Do You Become What You Disrupt?

by | Thursday, August 9th, 2012

“You become what you disrupt.”

The Dave McClure / 500 Startups “#UNSEXY CONFERENCE” is breaking buzz sound barriers today. Many tweeps are retweeting a meme quipped during one of today’s sessions by Jesse Robbins, CEO of Opscode / O’Reilly Radar contributor / and Co-Chair of the Velocity Conference. The quote? “You Become What You Disrupt.”

Jesse Robbins originally advanced this theory in 2007. Back then, he used Skype to illustrate his point. Alas, the glory days of Skype are long over. Skype has had its share of problems and it only gets worse (it lacks context, it’s de facto illegal in many countries, and overwrought with bugs, crashes, patches, and fixes). But back then, Jesse upheld Skype as a shining star example and declared, “you become what you disrupt.”

As kindly as we can put it, that’s a load of bullocks. Then and now.

Disruption is temporal. You don’t become what you disrupt. You become what you are able to scale and sustain. Disruption by no means equals sustainable success. You may successfully disrupt but fail to grow your idea. You may successful disrupt but fail to market it successfully. Disruption creates an opportunity to become something else *OR* flame out quickly. You are creating a space for evolution. And unless your company is prepared, poised and perfectly positioned for EVOLUTION — pursuing unmitigated disruption and revolution will merely accelerate your path to failure. Laurence Capron’s recent research proves what we already know instinctively: business survival depends on differentiated products and services, multifaceted growth strategies, and management leadership capabilities.

A few poignant stories:

  • SQUARE: It’s undeniable that mobile payment firm Square is disruptive. And the monster deal with Starbucks could make Square’s app mainstream. But a string of copycats followed by mega-technology financial institutions, giant telecoms, and national retailers are all claiming their stake. VISA even made an investment in Square last Spring. Still, it’s a free for all. Who is BEST POISED to evolve the mobile payments market and achieve sustainable growth? The changes required for mobile payment market evolution go WELL beyond software and hardware.

 

  • BLACKBERRY: Blackberry was once the smartest, hippest phone; a disruptive innovator. Intense competition coupled with executive indecision. Outages and service failures. A combative, crumbling, career-limiting culture where employees posted public letters of discontent. BlackBerry has lost the war for “share of heart” among customers and employees.

 

  • NAPSTER: Napster, once revered as a pioneering peer-to-peer file sharing Internet service, failed. Why? Greed. Failure to deliver code. Failure to cultivate a culture of structured collaboration among its hyper-competitive junior engineering team. Failure to deliver a sound billing system. Litigation pressure because Napster openly supported unethical theft of intellectual property. Nail after nail in Napster’s coffin.

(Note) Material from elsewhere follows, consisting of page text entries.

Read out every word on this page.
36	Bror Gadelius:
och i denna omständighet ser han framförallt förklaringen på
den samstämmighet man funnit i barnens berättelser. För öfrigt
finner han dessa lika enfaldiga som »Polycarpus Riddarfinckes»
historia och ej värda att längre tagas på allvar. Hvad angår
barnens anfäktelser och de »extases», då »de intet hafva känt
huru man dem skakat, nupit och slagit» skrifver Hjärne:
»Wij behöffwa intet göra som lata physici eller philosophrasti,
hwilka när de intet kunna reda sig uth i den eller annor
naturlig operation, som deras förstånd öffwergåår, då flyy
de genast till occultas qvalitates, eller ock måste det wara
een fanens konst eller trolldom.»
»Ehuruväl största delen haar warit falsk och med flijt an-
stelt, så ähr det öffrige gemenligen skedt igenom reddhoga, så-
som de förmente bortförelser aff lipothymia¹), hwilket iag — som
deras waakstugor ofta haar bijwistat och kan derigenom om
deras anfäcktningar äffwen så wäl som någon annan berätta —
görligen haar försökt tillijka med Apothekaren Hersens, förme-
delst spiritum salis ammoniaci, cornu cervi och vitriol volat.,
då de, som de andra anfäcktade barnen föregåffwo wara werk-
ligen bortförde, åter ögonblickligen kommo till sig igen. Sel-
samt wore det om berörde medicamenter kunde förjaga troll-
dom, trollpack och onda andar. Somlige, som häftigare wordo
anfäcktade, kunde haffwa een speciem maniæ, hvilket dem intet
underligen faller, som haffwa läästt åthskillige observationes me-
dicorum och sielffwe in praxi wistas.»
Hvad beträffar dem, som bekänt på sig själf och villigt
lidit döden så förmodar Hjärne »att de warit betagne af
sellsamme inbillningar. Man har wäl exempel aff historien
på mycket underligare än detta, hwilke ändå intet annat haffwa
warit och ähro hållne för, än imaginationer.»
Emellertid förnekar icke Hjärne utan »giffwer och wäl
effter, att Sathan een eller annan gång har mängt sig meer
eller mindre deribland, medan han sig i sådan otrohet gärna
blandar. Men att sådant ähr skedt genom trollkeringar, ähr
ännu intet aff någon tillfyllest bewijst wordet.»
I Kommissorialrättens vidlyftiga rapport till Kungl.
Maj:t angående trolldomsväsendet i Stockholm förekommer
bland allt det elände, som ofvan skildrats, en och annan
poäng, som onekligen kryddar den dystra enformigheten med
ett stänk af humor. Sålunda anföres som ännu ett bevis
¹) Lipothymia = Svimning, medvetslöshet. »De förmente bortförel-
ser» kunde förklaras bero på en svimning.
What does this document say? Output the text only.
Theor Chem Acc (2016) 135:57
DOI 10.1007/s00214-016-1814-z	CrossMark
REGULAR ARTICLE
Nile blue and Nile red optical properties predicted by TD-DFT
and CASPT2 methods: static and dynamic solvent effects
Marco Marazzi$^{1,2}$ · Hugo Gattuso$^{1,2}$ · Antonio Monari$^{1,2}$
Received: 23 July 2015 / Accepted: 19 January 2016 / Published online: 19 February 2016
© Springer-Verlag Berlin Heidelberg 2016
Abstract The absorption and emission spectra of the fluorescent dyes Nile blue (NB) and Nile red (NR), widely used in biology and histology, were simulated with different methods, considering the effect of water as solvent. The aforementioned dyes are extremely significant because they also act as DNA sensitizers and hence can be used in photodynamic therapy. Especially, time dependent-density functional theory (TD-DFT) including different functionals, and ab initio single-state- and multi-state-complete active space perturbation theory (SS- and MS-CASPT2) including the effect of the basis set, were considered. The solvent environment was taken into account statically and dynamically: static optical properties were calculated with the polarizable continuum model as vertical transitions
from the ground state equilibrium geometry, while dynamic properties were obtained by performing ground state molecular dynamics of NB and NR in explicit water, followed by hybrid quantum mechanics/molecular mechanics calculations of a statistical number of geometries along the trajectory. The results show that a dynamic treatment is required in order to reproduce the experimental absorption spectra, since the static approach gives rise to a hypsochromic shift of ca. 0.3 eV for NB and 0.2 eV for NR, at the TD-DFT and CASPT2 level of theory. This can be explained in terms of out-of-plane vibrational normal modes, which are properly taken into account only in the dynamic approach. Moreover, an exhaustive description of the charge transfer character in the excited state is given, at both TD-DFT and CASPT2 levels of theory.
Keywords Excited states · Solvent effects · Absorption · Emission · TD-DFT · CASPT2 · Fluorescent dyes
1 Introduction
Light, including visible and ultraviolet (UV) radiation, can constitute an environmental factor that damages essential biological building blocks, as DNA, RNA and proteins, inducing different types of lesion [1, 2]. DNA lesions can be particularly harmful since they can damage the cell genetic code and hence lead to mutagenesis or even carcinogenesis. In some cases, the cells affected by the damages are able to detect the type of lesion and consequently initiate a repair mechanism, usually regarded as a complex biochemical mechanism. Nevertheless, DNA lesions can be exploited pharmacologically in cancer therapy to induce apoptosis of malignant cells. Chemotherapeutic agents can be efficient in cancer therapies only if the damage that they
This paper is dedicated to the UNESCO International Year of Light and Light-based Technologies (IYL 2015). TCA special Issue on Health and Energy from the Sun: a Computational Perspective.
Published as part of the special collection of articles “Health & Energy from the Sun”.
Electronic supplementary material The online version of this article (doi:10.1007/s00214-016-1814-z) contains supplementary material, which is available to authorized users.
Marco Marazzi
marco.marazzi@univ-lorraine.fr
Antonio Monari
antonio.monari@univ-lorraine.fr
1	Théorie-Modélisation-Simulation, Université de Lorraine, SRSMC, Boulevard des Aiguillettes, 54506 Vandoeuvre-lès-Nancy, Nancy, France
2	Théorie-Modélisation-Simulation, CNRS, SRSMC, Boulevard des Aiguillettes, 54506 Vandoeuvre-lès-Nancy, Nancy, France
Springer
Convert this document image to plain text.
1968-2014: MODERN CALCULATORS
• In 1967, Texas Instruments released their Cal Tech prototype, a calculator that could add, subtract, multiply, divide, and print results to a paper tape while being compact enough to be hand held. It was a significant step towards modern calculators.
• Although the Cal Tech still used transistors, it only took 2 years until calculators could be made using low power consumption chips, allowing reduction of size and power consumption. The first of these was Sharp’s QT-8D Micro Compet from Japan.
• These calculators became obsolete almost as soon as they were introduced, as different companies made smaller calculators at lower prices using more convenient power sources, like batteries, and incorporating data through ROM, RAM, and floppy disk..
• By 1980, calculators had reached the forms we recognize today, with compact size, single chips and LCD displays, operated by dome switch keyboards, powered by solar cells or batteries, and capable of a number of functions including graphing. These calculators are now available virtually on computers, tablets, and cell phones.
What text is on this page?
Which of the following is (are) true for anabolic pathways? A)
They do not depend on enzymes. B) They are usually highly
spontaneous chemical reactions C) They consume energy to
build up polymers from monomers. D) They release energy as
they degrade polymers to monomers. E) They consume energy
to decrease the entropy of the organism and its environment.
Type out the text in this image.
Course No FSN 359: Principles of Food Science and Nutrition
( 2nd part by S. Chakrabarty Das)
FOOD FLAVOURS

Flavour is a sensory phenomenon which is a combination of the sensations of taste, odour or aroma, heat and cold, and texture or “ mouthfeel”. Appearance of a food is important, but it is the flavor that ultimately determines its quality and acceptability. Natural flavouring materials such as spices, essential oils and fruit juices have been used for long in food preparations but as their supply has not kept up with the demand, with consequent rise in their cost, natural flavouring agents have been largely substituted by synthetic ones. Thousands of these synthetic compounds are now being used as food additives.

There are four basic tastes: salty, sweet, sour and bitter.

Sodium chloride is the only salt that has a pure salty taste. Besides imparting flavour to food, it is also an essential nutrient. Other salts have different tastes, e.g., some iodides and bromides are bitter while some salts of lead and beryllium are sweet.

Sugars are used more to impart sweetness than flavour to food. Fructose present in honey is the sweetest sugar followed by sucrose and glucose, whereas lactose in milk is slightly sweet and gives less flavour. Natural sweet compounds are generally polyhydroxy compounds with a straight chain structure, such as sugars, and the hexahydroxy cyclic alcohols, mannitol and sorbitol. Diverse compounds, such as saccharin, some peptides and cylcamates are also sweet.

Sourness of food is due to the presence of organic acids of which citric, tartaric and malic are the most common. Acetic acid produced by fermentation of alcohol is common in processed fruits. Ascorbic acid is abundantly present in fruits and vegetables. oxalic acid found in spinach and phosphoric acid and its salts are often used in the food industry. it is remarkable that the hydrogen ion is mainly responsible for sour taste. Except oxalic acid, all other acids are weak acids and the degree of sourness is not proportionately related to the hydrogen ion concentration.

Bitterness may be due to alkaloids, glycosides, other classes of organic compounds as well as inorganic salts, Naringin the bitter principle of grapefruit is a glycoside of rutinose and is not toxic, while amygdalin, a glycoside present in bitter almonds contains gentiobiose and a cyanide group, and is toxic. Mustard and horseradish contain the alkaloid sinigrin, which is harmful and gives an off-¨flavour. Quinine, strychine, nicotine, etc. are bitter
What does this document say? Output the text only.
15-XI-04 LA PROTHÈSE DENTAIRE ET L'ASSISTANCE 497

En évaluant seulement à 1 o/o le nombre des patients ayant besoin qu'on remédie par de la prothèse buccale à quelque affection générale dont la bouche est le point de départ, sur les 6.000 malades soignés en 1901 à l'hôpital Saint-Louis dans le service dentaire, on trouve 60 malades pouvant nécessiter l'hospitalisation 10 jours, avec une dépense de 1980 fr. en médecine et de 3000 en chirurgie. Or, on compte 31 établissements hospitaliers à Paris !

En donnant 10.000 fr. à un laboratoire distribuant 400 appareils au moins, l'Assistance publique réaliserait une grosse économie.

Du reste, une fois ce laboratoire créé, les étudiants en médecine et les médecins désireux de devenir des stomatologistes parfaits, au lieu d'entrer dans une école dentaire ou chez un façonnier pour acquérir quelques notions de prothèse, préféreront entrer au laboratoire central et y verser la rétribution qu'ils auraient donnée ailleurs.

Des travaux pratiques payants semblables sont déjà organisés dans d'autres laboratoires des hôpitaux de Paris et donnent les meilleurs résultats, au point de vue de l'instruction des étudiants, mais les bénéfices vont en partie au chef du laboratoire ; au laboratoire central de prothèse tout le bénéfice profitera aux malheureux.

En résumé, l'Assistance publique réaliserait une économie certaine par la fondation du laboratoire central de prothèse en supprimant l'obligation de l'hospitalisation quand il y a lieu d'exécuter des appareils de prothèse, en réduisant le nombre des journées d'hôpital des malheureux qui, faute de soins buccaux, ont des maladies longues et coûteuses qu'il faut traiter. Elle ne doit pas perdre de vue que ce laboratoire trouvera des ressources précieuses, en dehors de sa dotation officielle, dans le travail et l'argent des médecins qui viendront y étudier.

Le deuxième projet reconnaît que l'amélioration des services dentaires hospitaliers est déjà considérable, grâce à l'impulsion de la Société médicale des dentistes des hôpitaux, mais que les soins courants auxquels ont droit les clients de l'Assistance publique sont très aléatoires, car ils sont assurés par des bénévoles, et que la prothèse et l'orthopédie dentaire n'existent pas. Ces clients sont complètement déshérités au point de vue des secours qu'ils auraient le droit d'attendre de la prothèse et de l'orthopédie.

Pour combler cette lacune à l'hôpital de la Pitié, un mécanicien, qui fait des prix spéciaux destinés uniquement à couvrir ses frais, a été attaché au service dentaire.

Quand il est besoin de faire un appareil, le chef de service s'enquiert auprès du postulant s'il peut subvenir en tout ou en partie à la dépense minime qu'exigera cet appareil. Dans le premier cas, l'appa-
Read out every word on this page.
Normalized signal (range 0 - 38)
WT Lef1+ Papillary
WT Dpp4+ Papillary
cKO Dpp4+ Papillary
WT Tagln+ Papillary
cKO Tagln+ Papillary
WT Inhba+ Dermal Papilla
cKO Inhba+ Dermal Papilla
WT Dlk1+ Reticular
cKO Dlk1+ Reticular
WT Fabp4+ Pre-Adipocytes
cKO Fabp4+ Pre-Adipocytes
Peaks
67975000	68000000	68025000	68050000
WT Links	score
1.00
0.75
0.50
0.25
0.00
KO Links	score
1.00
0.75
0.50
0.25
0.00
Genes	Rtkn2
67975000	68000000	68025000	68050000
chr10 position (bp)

Do you become what you disrupt? No. And you don’t always become what you believe (sorry, Oprah). You become what you SUSTAIN. “Innovation” fails without adoption, diffusion, adaptation, and evolution. Cumulative changes and actions add up and breed better businesses. Indeed this is why “First Mover Advantage” is a fallacy.

Interestingly enough, new Disruptive Innovation economics research validates our working hypothesis. Companies that EVOLVE and REFINE an innovation tend to achieve greater stock value gains than the original disruptor: http://bit.ly/QNhRWM.

Surprised? Don’t be. It’s amazing how many companies forget the basics.

Editor’s Post-Script: Another common riff from today’s conference: “With SMB if you can prove ROI, you’ll gain fans.” ROI? Really? Smart entrepreneurs focus on creating sustainable value, not ROI. Delivering value drives growth. But that’s another blog post.